I can hear her little boy cackling like a villain as he, apparently, spins with the phone. Lucy contorts her face to look as if she’s on the world’s most intense ride and the g-force is too much to handle. I’m mesmerized. I don’t want to look away for even a second. I haven’t been ready to pursue a serious relationship again since Janie, and honestly, commitment has been all too easy to avoid. Every woman I’ve met lately seems nice but completely forgettable to me.
That is, until Lucy. She’s incredible, and seeing her here, talking to her son and making him laugh with her ridiculous faces, not giving a crap about what anyone else in this salon thinks…it’s taking me from attraction to full-blown crush. Like I might leave here and research cheesy putt-putt golf places because, somehow, I get the feeling she’d actually enjoy going and wouldn’t pretend to be too cool for it. She might even want to bring Levi—and I’d want her to because I think it would be really fun to see her with him.

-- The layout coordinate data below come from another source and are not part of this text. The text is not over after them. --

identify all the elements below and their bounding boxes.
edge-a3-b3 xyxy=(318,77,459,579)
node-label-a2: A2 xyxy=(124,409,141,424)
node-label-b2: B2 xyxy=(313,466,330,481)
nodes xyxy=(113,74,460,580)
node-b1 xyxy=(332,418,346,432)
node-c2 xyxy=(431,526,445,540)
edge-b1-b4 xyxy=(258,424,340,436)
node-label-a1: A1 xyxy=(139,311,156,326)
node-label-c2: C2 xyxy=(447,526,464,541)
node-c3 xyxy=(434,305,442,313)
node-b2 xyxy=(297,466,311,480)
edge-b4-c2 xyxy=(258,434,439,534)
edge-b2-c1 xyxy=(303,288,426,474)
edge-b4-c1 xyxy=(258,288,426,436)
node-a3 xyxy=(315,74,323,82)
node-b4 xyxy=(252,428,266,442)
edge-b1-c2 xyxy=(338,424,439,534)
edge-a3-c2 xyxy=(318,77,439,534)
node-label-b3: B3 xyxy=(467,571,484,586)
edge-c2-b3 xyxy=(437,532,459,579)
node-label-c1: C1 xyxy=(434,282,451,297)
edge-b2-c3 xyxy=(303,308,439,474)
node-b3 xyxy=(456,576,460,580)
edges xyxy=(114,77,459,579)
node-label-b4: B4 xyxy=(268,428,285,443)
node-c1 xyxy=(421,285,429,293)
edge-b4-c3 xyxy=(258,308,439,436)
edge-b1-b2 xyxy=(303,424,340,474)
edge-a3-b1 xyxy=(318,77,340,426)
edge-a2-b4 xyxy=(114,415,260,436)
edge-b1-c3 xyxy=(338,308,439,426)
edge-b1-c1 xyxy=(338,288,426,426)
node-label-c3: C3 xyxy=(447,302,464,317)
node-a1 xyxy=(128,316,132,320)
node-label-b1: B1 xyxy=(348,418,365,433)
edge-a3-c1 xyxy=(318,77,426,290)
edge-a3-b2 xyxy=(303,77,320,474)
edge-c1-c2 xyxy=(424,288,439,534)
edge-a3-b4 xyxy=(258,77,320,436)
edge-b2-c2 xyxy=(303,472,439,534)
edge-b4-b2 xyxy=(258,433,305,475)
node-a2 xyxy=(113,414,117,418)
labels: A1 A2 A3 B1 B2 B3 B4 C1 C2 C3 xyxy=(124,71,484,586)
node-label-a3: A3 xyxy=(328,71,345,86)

Gosh, I need to have a conversation with Drew. Man to man, complete intentions laid out on the table between us. That’s the only way I would ever pursue something with his sister. The problem is, I don’t know if she’s ready for that yet after her breakup and move. And she has a son, which means I need to proceed with even more caution and know my own feelings are for sure before I approach Lucy about it. I’m not too stupid to know a woman like her comes along once in a lifetime, though, so I don’t plan on dragging my feet. What do you do when you’re not in love with someone yet, but can feel the potential for it, but also can’t date her because she’s definitely commitment material and her brother might murder you?
Friends.
Bleh. I hate that word. But it’s my only option right now.